Ecology and Conservation opportunity for Detroit Metro Area girls promotes a better understanding of the vital role of bats in the ecosystem
Birmingham, Mich. — Critter Catchers and the American Association of University Women Birmingham Branch (AAUW) are exposing Detroit Metro Area students to exciting science presentations while promoting a better understanding of the importance of bats in the ecosystem. On April 1, 2009, the AAUW Birmingham branch is sponsoring a program entitled “Explorathon - Expanding Horizons for Girls in Science and Mathematics“. A portion of the program includes presentations from educators at the Organization for Bat Conservation (OBC). This experience will allow aspiring biologists and bat enthusiasts to have the opportunity to get up close and personal with a variety of bats from around the world. The goal is to dispel myths, calm fears and inspire the audience about science.

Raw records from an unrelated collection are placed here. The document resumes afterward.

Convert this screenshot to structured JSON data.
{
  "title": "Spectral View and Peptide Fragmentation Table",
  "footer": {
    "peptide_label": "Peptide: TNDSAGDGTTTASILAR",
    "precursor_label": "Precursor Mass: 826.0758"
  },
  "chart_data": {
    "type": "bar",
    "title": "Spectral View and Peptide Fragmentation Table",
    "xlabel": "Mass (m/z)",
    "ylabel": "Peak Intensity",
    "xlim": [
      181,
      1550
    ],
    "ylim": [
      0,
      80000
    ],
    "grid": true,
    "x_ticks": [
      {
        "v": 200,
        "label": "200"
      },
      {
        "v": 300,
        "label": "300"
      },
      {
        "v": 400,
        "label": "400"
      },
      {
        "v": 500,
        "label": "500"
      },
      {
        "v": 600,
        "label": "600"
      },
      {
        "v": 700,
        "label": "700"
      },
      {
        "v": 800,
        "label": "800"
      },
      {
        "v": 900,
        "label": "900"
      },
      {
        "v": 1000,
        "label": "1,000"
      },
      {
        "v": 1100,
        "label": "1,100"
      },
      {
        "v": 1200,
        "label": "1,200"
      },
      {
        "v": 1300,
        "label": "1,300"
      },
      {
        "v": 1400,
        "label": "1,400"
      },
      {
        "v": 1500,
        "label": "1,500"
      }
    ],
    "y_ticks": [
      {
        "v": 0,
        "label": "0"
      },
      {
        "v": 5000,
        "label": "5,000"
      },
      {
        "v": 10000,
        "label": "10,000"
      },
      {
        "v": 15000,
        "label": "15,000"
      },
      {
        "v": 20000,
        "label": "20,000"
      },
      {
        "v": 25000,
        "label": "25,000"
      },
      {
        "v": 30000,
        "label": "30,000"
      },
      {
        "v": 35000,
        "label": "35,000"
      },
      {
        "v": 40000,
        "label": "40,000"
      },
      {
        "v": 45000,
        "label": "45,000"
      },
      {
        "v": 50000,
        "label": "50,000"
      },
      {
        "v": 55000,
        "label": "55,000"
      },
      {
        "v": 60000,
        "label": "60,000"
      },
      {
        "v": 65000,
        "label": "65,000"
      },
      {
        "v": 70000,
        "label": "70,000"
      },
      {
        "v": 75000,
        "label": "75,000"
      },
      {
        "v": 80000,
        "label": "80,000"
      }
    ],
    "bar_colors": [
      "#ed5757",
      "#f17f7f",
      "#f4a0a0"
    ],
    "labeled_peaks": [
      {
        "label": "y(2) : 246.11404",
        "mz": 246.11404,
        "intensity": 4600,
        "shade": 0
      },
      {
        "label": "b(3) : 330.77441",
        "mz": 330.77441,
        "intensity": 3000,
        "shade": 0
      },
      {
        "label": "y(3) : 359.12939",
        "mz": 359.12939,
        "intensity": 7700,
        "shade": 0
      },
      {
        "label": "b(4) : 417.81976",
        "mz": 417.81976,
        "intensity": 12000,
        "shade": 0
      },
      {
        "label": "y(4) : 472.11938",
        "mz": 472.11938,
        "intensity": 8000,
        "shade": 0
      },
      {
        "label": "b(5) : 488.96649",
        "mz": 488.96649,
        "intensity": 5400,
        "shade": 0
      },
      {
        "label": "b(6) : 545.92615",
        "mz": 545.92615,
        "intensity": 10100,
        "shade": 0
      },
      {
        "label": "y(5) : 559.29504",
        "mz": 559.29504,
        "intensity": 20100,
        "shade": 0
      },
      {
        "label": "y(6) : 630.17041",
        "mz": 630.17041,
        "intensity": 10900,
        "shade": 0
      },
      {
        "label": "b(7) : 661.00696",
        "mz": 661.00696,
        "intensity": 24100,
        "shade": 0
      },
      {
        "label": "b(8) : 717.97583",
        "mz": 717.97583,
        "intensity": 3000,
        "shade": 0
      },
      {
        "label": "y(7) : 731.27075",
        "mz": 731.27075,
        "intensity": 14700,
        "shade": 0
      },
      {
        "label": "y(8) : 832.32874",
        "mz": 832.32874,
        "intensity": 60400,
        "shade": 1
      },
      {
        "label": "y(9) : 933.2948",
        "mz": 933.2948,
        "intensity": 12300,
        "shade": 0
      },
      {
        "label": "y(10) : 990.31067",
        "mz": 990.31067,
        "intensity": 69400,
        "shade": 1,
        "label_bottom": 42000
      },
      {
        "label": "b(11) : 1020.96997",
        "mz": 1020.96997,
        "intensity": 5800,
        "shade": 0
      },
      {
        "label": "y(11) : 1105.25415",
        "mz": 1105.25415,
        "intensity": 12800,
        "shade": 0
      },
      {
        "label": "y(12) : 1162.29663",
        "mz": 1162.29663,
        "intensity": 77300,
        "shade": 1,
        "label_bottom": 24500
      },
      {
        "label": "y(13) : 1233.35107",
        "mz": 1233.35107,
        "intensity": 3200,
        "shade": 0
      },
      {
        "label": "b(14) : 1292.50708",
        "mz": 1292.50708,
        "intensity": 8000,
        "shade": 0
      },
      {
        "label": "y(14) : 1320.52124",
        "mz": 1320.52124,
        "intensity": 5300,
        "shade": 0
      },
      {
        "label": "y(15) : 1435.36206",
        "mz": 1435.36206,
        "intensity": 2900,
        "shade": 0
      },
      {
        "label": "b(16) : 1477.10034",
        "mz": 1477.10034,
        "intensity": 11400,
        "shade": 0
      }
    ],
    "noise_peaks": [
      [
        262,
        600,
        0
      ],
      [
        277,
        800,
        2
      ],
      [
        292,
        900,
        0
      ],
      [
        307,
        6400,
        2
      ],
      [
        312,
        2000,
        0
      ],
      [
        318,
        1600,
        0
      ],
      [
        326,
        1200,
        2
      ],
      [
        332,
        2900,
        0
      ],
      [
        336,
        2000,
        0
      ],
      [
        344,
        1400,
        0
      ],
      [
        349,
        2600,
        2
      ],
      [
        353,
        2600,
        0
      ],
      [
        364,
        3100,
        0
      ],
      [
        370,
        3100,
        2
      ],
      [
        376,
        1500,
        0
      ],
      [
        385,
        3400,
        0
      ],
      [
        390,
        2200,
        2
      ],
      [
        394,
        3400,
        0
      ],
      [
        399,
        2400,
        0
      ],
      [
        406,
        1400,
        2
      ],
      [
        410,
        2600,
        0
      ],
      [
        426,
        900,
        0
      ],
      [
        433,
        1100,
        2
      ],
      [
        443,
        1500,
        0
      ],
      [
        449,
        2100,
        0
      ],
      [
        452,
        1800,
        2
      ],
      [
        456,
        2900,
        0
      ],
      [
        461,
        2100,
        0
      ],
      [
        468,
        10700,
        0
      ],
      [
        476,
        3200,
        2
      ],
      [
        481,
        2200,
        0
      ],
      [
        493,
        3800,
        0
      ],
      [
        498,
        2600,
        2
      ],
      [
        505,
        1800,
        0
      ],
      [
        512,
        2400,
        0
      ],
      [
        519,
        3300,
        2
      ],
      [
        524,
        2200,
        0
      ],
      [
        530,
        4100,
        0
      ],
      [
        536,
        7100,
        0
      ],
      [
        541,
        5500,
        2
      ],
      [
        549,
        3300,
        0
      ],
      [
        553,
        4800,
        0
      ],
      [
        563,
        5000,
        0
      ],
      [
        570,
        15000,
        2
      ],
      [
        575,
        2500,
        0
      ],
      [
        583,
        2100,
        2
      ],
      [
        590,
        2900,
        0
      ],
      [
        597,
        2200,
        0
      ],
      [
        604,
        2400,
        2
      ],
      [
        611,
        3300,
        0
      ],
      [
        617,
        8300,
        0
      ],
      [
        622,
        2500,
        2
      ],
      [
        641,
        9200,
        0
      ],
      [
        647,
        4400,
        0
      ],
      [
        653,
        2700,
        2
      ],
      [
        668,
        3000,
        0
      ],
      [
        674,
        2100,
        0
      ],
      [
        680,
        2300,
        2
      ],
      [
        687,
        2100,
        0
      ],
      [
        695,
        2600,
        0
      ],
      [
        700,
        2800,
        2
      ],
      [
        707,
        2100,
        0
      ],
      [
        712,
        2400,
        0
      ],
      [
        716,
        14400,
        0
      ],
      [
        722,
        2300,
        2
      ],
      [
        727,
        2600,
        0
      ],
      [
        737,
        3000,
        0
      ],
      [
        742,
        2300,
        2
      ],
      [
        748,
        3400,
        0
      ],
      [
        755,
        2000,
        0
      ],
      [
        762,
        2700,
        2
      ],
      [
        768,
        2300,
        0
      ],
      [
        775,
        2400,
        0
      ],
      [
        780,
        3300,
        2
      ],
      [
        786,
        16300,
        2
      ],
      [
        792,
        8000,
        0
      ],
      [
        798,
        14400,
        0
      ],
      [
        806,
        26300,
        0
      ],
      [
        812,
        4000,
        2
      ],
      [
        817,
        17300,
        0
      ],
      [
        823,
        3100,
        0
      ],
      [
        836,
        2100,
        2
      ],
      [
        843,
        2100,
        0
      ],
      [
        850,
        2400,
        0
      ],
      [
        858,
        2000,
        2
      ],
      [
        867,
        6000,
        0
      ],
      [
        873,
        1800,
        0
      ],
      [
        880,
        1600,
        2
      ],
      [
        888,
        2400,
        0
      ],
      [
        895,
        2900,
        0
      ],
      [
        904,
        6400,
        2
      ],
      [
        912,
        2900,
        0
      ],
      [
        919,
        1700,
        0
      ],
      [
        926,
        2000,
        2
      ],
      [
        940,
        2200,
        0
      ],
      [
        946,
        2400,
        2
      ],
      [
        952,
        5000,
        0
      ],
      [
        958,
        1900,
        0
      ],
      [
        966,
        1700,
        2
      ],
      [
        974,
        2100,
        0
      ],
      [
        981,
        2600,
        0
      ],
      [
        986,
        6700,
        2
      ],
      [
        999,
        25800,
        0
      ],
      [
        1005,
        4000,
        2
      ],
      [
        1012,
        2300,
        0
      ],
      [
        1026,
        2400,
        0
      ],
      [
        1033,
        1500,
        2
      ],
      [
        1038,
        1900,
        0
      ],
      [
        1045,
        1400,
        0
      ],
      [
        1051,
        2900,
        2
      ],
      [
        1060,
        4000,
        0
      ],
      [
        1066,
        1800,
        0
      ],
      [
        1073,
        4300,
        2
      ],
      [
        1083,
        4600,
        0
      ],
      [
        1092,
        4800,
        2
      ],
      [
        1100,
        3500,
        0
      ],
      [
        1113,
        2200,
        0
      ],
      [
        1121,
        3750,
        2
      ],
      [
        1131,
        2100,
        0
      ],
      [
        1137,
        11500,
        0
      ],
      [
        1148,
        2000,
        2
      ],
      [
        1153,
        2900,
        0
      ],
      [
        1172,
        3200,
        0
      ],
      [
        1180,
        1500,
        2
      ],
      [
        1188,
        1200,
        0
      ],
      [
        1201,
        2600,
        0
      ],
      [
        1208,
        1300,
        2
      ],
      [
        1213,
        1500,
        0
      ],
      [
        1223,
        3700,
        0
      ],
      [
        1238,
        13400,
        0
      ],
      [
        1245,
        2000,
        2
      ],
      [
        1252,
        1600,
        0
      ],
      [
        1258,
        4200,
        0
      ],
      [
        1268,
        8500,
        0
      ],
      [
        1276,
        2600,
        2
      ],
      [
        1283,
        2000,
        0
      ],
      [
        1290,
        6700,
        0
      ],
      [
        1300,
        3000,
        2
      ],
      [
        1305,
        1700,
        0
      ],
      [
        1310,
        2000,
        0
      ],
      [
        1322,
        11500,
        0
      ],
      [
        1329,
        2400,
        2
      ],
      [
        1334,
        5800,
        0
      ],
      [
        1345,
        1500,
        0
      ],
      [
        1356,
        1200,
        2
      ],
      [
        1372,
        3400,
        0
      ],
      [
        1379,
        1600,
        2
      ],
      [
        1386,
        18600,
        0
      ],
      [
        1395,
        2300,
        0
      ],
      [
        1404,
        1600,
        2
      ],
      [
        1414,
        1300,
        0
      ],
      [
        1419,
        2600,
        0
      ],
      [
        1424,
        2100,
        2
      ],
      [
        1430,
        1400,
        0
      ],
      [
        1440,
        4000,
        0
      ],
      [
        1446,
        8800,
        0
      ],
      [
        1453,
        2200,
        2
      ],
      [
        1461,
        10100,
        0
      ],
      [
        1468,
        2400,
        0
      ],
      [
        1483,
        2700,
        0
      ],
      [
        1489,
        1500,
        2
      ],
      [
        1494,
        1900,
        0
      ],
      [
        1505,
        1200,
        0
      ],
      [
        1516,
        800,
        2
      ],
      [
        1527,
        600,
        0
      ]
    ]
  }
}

The “Bats of the World” presentation will take place at Detroit Country Day School and is being funded by a bat education grant from Critter Catchers, Inc. The grant was established in 2008, and is being utilized by local schools to bring outside educators into the classroom and to help diversify their curriculum.
“Many young women have a passion for the biological sciences, and OBC’s live bat programs provide a unique opportunity to promote a better understanding of this important mammal,” said David Kugler, president, Critter Catchers, Inc. “While it’s well-known that bats present a risk when they’re flying inside our homes, what’s less understood is how vital they are to our ecosystem. Michigan’s Brown Bats are tremendous insect eaters, and are one of the only predators for night flying insects. By maintaining bat populations we provide a natural way to reduce our reliance on pesticides.”
About American Association of University Women (AAUW) -- Birmingham Branch
The focus of the AAUW is improving opportunities for women and girls through grants, study groups, and political action. Membership is open to graduates of regionally accredited two- and four-year colleges and universities. The Birmingham Branch has promoted equity for girls in science.